Comme la sainte Famille paraît loin en considération de tant de pauvretés, comme elle semble un idéal inatteignable, envié, désespérément envié...
Et l'on se prend alors à réclamer à Dieu une famille idéale, et puis, comme elle ne vient pas, lassé, on finit par abandonner cet idéal toujours déçu. " La sainte Famille, se dit-on, ce n'est pas pour nous. C'est du rêve pour les enfants. " Or c'est exactement ce chemin qu'a suivi notre société depuis 200 ans : tout le XIXe siècle a été obsédé par l'édification ou la reconstruction d'un idéal de " famille normale ".
Ah ! la belle escroquerie que voilà : en fait de " famille normale ", ce ne fut jamais qu'une " façade de famille normale " qu'on imposa. De la façade, du toc, du moulage en plâtre. Une sainte Famille tout en sucre, voilà ce qu'on avait en tête. Et alors vinrent les désillusions : quand le corset armé en baleines de morale républicaine eut étouffé quelques millions de personnes, on s'en dégoûta, on en vint à haïr l'idole.
Le résultat, nous ne le connaissons que trop aujourd'hui : on ne veut plus entendre parler de famille, on détruit ou on néglige systématiquement tous les mécanismes sociaux qui soutiennent les familles. Plus encore, on casse l'idole autrefois adorée pour la recoller façon art conceptuel : la famille est recomposée, décomposée, reconstituée, comme un steak haché surgelé.
C'est Dieu qui sanctifie
Il nous faut absolument abandonner l'idole moderne de la famille si nous voulons comprendre la sainte Famille. Une véritable conversion de notre regard sur la famille est nécessaire pour retrouver la proximité que Dieu a instituée entre nos familles et la sainte Famille.
En quoi cette conversion du regard consiste-t-elle ?
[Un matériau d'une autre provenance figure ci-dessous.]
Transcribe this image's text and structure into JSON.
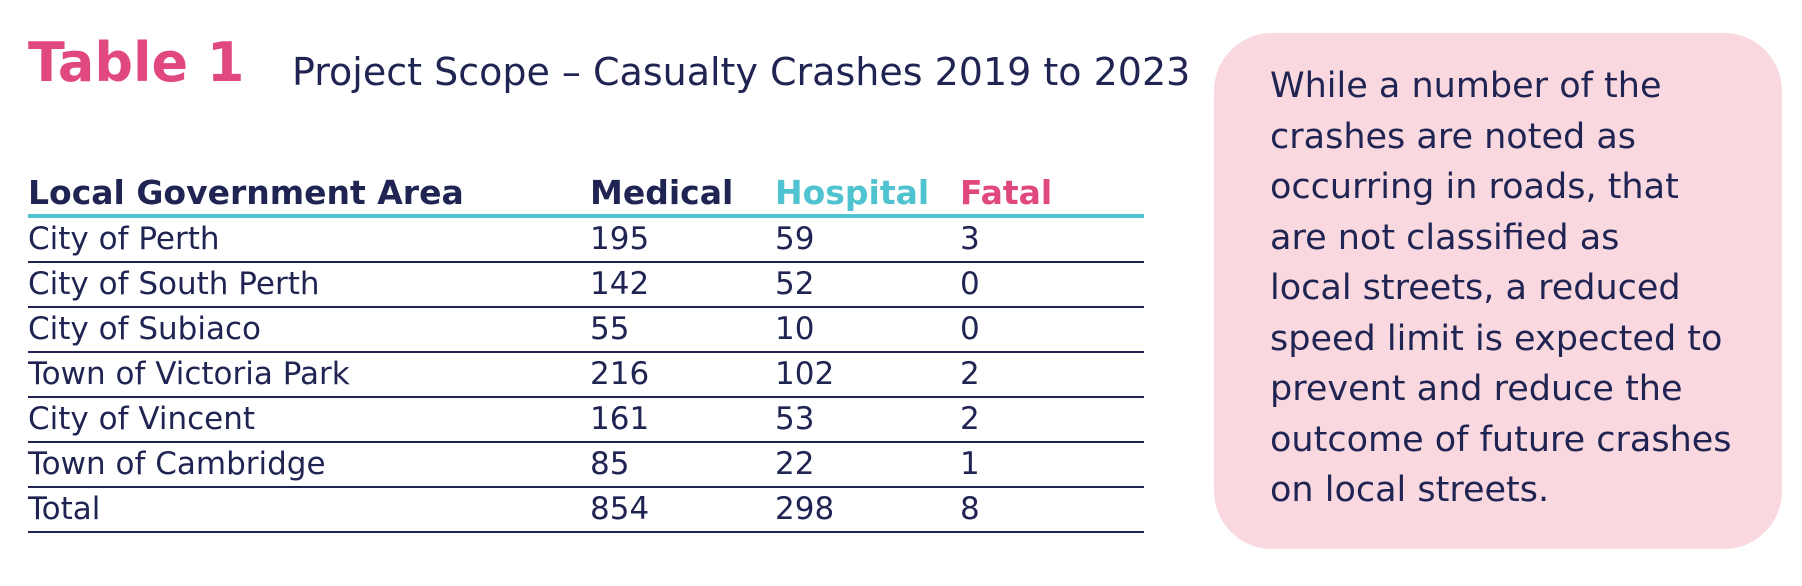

En ceci : tout ce qui semblait nous éloigner de la sainte Famille est en réalité ce qui nous en rapproche. Toutes ces misères qui pèsent dans nos familles, elles ne sont pas des échecs de la famille, elles sont des cris lancés à Dieu pour qu'il les transfigure en lumière. Toutes ces misères empêchent nos familles de se refermer comme des cocons bien chauds imperméables à la grâce. Si Dieu permet tant de pauvretés, c'est parce qu'elles nous obligent à élargir notre horizon aux dimensions du Salut : " Tout cela, même cela, Seigneur, tu veux le sauver. "
La sainte Famille, ce n'était qu'une famille où chacun accueillait comme dans un pauvre et frêle vase d'argile les trésors de Dieu pour les donner aux autres. La sainte Famille, ce n'était qu'une famille sanctifiée par la présence de Dieu.
Nous ne sommes ni Marie, ni Joseph. Mais par le baptême nous n'en avons pas moins été unis au Christ.
Nos familles ne sont pas la sainte Famille, mais elles n'en sont pas moins appelées à être sanctifiées par la présence de Dieu. Nos familles, comme la sainte Famille, sont des écoles de vie divine, des écoles de béatitudes. Quittons la façade. Entrons dans l'Évangile.
Emmanuel Perrier est dominicain de la province de Toulouse. Homélie donnée à Toulouse au couvent Saint-Thomas-d'Aquin, le 26 décembre 2004.